I’m standing outside the airport.

There’s nobody else

and it’s cold.

Eventually a cab pulls up.

The Pakistani driver opens the door.

He smiles

and I see that his mouth is full of gold teeth,

his scabs gone.

The drive isn’t long into town

and when we approach Munro Park,

I tap him on the shoulder.

I walk to the centre of the rugby field.

There is no body, no blood.

Just a briefcase lying on the cold soil.

I open it

and see that it’s full of colourful birds of song –

nightingales, swallows, babblers.

They are all dead.

2

The morning is waiting to be created.

Coffee on stove; toast, eggs, pickles.

A shot of rakia to take the edge off the hangover.

Shot, shudder, smack of the lips.

Aleks’ grandfather Mitko sent a bottle last week straight from the village, made from cherries, strong enough to clean wounds with. Aleks smiles. Dedo Mitko has had a shot every morning of his life, before heading to the fields to plough and plant. ‘Get the blood going before you face the day, Aleksandar — a shot of rakia is a good friend, but someone to be treated with respect!’

He thinks of his grandfather, so frail now, next to the window in a sweat-heavy room, his big, calcified hands the only testament to a life’s labour. Ten years in a German factory, the rest in the fields the family had ploughed for centuries. He would be watching the tomcats stalking through the weeds of the garden and the cars passing intermittently on the way to Ohrid; his eyes shining with frustration. Poor old dedo, waiting all day for news from town, from Australia, from anywhere really, and exclaiming ‘Mashallah!’ if the news is good. Aleks would have to make up some good news and give the old man a call.

He puts J Dilla on the stereo at a low volume.

His hands are huge and hairless, the knuckles scabbed up; they move efficiently, with resolve. He scrubs the stove, then the pan. Streaks of egg and pickled green tomatoes. Then he packs a lunchbox — an apple, a packet of chips, a ham sandwich and an orange juice popper. He sets it on the counter and calls out in Macedonian:

‘Hurry up, sweetheart.
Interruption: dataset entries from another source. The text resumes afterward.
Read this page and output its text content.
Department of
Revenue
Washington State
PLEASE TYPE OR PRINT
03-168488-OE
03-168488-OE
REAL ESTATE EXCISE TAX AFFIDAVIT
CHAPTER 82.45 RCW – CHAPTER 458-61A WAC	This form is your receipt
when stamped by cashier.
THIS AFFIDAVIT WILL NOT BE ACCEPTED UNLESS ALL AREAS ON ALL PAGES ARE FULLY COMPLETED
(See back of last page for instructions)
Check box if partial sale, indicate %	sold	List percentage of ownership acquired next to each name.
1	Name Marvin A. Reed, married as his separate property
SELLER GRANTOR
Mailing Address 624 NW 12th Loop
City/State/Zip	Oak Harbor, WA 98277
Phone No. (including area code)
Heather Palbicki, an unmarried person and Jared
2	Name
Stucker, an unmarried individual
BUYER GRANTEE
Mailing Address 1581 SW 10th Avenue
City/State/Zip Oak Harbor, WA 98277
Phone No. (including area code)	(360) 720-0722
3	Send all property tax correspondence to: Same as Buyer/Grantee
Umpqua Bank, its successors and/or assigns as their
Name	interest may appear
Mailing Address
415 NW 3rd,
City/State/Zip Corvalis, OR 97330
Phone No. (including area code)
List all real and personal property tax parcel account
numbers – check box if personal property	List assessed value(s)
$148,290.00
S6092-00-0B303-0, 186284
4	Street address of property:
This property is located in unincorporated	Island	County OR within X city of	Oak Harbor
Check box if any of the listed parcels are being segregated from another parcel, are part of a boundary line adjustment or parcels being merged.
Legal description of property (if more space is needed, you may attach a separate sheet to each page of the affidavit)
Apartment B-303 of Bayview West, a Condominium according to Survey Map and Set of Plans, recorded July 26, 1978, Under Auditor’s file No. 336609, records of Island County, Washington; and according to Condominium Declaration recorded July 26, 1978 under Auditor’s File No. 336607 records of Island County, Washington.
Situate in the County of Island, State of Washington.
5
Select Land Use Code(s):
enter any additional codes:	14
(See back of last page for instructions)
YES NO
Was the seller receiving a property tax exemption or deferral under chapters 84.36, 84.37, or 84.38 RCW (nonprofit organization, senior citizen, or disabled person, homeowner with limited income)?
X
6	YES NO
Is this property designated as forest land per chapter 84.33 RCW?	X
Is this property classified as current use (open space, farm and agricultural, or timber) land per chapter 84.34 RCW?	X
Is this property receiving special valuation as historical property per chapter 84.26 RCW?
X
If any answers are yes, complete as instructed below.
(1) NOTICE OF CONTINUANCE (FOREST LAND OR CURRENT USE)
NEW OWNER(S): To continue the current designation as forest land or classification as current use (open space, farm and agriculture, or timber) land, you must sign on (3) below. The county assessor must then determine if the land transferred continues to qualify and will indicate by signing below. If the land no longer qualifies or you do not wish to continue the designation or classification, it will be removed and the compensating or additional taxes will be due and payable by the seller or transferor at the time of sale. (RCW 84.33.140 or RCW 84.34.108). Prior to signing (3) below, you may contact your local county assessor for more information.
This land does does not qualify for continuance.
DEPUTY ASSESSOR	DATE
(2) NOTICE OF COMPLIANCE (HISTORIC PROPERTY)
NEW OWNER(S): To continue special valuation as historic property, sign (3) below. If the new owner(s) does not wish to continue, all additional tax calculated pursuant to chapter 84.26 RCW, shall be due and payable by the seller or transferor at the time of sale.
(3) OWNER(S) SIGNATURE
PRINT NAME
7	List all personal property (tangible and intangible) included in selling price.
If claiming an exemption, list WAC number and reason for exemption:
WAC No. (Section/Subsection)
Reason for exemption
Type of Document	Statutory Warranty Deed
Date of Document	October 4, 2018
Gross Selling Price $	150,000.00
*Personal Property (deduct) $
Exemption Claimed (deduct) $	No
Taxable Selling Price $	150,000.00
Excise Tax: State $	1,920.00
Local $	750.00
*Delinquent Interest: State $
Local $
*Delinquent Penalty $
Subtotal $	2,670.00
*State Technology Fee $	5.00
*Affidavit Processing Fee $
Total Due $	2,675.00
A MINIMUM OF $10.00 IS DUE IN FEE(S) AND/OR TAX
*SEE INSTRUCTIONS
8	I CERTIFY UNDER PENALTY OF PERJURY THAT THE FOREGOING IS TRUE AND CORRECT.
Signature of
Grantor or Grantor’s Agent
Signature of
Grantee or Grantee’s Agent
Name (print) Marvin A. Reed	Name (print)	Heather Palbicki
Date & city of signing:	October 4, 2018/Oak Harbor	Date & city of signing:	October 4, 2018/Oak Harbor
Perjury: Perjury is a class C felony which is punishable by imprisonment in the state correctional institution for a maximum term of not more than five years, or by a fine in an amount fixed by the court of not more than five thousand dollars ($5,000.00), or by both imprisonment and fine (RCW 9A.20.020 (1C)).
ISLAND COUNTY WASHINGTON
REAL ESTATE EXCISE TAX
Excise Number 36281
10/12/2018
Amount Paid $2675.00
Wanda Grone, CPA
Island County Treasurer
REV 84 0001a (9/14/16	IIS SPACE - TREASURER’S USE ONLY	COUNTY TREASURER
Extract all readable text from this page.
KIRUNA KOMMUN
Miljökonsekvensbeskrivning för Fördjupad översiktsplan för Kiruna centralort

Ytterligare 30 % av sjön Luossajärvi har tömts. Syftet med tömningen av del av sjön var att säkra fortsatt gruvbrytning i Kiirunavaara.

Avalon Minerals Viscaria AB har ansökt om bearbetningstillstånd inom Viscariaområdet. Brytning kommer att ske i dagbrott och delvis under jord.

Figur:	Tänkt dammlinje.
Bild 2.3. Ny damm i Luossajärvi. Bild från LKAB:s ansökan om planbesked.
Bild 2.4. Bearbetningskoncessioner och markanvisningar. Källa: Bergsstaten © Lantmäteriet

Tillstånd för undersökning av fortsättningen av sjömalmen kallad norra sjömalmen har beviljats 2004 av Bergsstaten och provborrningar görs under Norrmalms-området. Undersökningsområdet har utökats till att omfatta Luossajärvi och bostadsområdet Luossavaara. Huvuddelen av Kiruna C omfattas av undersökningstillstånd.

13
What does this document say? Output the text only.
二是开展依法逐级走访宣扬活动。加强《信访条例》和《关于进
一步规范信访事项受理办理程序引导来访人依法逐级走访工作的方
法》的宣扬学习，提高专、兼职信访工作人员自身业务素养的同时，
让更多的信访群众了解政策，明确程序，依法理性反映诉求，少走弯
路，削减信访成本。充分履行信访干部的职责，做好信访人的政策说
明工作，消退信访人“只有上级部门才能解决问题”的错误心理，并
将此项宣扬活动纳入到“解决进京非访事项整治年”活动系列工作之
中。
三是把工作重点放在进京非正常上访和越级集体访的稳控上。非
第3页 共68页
Gotta get ta work.’

‘Yes, Dad.’

He moves swiftly, blue bead swinging, and soon the cupboards and marble kitchen top are shining. He proudly observes his kitchen (which he built with his own hands), lights a cigarette and opens the blinds. Aleks can see the whole Town from here, mostly low-lying houses in orange brick or white stucco, with flatblocks in between like dice tumbled randomly from an unseen hand. Everywhere is construction, trucks and scaffolding, and cranes like predatory birds and, winding throughout, the shining body of the river.

The sun whets itself on distant hills and comes in low and mean.

Aleks’ own street curves down a hill in a new part of Town, covered in a scribble of burnt rubber. Several houses down, standing out against the monotony of suburbia, is a phone box with tags all over it, various shades of dripping red and black, Poscas and Molotow flowies. An endless cycle of scrawling and buffing, buffing and re-scrawling — the signatures of generations. He imagines a magic machine stretching out every layer in 2D planes like an accordion.